Masih tentang cerita tentang umat di Ende, kadangkala kami suka mendapat tepukan meriah dari umat setelah kami selesai membawakan lagu post komunio. Saat-saat awal saya bangga tapi lama kelamaan saya berpikir sebetulnya ini adalah dosa meninggikan diri, jadi kadangkala tepukan meriah dari umat saya terima dengan gembira tetapi saya kubur dalam-dalam kegembiraan itu di hati, saya tidak ingin menampakkannya keluar karena saya takut akan berakibat dosa yakni meninggikan diri.

 Selesai misa biasanya Romo mengucapkan terima kasih dengan tulus dari atas altar, semua petugas ia sebutkan, termasuk dirigen dan organis, lalu para anggota koor mendapat tepukan dari umat. Saya sering kali terharu kalau melihat  umat bergembira karena mendapat ucapan terima kasih dari Romo. Menurut saya, ucapan terima kasih adalah pekerjaan kecil dan sederhana tapi mempunyai dampak yang besar. Sampai dengan sekarang setiap kali mendapat pujian, saya dengan rendah hati mengucapkan terima kasih dan tidak sekalipun menunjukkan bahwa saya bangga karena itu.

 Kelemahan saya adalah saya sama sekali tidak terikat dengan umat lingkungan yang saya layani. Tugas saya adalah mendampingi mereka mengiringi koor. Selesai dari itu hanya ada ucapan terima kasih dan sesekali kami berbicara sepatah dua kata, tidak lebih dari itu. Saya tidak terlibat secara emosional dengam mereka. Ketika datang ke tempat koor , mereka telah menyiapkan nomor lagu, orgen telah dibuka demikian juga buku misa sudah tertata dengan baik. Begitu saya datang, ngotak atik orgen dan misa mulai. Selesai itu ya selesai.

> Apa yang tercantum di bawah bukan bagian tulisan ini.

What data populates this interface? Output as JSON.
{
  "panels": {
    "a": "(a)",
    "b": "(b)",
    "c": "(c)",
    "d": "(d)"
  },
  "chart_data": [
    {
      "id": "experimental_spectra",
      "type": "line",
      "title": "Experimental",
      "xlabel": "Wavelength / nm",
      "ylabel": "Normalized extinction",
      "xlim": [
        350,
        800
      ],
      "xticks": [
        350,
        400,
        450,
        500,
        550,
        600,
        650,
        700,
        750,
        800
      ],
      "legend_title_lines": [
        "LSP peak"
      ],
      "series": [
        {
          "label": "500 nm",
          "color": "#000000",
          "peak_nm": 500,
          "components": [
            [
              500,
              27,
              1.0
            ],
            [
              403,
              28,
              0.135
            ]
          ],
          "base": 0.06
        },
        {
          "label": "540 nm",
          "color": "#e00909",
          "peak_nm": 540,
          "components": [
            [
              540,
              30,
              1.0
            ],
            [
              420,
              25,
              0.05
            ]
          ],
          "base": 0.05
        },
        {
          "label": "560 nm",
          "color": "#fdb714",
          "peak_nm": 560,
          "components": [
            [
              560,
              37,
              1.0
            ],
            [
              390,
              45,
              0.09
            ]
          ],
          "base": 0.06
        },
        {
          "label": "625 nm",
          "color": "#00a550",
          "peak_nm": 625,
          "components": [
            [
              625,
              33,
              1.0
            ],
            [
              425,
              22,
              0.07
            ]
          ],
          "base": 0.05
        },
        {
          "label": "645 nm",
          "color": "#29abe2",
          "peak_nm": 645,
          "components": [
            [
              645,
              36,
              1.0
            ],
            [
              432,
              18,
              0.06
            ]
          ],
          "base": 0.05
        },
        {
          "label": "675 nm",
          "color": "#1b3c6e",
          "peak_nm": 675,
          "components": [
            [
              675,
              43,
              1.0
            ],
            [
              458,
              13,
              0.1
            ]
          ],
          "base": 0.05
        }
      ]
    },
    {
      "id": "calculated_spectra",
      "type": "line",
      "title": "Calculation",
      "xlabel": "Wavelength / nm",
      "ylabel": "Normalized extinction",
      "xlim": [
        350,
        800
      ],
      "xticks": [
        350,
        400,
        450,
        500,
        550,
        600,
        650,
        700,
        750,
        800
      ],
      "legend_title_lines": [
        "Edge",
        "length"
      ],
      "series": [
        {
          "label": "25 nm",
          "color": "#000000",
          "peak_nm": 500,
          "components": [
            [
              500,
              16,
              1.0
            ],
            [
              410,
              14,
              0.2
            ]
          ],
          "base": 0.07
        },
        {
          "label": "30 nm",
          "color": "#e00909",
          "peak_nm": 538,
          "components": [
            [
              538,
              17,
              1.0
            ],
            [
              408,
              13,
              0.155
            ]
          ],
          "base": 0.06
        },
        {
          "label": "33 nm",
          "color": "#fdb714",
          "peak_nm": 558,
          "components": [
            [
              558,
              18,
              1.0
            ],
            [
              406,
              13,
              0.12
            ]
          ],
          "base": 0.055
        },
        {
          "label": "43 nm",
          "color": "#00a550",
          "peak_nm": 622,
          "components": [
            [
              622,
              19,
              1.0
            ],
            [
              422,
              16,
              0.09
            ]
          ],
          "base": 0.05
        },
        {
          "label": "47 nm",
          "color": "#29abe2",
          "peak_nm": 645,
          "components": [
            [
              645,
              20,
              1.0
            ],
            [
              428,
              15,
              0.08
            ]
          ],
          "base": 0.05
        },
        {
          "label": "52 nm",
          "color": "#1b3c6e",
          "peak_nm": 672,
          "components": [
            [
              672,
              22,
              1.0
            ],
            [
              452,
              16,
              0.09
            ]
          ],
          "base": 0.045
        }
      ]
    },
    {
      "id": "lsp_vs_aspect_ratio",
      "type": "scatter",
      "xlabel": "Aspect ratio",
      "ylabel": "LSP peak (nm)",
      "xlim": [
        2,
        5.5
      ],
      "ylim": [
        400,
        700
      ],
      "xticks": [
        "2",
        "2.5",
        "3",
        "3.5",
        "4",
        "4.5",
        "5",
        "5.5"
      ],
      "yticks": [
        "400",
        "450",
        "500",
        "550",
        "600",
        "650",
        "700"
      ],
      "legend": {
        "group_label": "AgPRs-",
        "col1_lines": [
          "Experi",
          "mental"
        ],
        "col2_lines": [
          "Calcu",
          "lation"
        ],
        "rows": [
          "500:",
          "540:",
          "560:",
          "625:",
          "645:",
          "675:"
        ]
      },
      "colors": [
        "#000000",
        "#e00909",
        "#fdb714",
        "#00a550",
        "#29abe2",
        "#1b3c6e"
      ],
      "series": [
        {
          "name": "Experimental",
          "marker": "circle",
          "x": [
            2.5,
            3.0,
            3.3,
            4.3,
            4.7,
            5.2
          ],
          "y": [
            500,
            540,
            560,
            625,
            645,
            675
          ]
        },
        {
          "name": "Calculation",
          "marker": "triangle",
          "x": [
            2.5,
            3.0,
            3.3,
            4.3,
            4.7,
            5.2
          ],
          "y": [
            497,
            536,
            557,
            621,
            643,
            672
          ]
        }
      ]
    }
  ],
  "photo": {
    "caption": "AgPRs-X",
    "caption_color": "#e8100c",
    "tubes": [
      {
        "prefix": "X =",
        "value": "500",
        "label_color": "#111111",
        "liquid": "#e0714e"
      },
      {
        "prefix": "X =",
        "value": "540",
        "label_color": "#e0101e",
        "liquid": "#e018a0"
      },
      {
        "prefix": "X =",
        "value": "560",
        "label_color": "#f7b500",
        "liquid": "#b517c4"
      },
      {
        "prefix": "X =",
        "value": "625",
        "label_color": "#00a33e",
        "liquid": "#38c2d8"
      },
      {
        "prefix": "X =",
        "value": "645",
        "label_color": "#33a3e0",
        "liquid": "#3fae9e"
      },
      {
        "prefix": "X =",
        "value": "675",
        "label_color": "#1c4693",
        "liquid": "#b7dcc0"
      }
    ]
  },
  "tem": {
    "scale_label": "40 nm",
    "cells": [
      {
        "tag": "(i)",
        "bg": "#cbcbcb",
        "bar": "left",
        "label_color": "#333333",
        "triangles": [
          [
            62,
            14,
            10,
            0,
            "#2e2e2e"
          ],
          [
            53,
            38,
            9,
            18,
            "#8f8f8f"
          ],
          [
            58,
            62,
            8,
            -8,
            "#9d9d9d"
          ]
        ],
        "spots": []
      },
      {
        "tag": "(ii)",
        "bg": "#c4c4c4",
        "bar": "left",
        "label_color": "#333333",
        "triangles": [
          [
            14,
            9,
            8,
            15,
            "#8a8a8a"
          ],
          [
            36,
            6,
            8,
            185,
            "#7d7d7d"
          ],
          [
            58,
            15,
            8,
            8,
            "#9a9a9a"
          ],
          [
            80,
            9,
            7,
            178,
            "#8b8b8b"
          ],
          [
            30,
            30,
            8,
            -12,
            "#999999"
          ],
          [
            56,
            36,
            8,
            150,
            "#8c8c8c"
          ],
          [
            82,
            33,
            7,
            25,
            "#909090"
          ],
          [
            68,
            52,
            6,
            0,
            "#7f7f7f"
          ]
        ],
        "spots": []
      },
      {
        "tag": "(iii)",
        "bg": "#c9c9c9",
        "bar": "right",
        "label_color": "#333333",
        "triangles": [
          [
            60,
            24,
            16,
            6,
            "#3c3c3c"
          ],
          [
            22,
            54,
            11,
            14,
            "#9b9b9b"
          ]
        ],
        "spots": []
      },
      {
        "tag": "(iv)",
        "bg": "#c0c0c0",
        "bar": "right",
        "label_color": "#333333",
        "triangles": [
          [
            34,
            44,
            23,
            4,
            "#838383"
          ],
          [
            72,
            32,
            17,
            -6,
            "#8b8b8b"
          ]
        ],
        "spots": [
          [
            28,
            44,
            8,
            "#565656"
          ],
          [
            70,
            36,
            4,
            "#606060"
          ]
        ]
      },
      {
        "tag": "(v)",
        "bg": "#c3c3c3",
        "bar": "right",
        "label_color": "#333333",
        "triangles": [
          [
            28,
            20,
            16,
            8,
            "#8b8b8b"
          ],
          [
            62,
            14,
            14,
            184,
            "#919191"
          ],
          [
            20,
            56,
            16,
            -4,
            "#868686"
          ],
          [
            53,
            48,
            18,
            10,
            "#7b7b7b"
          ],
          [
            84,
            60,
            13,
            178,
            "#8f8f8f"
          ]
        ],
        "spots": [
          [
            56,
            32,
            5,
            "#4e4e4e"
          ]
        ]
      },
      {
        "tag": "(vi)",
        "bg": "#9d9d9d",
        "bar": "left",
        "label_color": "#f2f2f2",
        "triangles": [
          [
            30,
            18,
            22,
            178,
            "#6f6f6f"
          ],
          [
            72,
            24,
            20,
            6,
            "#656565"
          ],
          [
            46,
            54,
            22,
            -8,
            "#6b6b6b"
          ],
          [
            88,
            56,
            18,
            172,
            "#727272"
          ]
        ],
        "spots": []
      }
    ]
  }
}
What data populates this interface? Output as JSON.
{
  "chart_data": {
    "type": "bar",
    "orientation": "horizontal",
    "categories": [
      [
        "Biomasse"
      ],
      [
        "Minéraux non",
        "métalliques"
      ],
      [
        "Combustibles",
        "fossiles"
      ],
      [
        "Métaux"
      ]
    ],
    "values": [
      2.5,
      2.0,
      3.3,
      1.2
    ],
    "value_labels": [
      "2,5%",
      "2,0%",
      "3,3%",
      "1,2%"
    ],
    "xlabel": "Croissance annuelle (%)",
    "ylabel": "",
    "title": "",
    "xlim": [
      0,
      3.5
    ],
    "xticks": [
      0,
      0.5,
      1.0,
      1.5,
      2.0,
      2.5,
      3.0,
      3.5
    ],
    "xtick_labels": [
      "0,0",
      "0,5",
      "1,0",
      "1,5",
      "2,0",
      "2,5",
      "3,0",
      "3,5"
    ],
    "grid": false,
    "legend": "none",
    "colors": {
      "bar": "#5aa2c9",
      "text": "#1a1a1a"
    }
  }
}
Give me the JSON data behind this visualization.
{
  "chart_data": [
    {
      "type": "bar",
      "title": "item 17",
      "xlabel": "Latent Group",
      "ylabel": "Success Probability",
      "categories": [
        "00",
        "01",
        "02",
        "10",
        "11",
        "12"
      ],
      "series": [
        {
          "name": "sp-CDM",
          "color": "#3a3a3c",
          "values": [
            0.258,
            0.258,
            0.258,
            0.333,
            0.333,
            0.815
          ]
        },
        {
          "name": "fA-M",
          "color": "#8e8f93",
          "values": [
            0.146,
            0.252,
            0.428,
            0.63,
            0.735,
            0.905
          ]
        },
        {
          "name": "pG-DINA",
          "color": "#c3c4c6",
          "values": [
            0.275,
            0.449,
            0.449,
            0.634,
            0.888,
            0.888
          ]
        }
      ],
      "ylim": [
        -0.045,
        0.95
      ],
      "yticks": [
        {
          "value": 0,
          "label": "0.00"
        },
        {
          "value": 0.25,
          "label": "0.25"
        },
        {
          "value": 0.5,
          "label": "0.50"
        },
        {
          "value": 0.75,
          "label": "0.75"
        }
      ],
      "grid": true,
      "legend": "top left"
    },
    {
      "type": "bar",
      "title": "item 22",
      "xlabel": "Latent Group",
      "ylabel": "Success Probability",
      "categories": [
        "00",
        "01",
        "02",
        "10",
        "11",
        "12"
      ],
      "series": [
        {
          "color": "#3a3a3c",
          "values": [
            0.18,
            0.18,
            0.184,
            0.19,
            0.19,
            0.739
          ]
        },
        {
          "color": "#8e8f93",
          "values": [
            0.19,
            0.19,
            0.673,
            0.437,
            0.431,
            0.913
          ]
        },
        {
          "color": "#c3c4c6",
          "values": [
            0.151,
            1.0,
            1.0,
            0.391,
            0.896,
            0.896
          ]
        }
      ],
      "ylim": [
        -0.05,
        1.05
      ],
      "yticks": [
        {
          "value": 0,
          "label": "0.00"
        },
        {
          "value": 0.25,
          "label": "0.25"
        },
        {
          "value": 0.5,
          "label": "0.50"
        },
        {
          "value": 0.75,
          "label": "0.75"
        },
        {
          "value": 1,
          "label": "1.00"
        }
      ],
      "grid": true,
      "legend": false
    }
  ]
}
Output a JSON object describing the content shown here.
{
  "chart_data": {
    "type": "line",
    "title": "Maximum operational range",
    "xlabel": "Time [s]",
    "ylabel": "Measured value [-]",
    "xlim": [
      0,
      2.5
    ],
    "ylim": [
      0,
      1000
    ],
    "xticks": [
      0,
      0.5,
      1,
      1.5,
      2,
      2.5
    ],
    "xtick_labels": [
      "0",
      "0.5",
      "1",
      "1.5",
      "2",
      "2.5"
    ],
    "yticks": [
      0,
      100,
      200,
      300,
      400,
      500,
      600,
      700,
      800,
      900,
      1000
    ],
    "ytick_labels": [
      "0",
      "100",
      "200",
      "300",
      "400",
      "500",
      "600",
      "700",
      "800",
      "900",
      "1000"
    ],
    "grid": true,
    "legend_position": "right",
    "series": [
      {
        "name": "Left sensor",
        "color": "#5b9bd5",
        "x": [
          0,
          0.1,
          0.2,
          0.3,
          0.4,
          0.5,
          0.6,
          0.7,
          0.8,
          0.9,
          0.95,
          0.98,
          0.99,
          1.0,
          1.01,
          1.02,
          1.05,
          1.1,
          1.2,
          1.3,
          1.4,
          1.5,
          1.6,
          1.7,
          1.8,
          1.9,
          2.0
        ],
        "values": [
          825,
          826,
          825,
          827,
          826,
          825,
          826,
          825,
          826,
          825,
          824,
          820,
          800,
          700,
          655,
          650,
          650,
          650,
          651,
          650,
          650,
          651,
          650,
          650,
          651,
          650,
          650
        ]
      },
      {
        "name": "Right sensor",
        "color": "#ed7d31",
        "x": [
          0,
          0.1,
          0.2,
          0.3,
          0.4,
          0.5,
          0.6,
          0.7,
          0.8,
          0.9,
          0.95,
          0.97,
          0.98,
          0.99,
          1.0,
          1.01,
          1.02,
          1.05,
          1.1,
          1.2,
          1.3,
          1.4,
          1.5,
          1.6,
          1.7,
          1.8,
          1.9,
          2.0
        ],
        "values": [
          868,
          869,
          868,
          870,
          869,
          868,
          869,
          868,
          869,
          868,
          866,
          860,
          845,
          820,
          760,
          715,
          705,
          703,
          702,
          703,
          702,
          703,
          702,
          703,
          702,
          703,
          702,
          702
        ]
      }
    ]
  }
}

 Sebenernya kalau dipikir-pikir sayang ya, mestinya saya menjalin relasi dengan lebih mesra , ada percakapan-percakapan tertentu, ada ikatan emosional dengan berkunjung ke lingkungan dan sebagainya. Kalau saya ditanya, tadi yang bertugas kelompok dari mana? Sekian sering saya tidak bisa menjawab dengan pasti, saya hanya bisa menyebutkan anggota paduan sauara yang mungkin saya kenal lalu teman lain yang mengatakan oh, orang itu berarti dari lingkungan si anu, dan lain sebagainya. 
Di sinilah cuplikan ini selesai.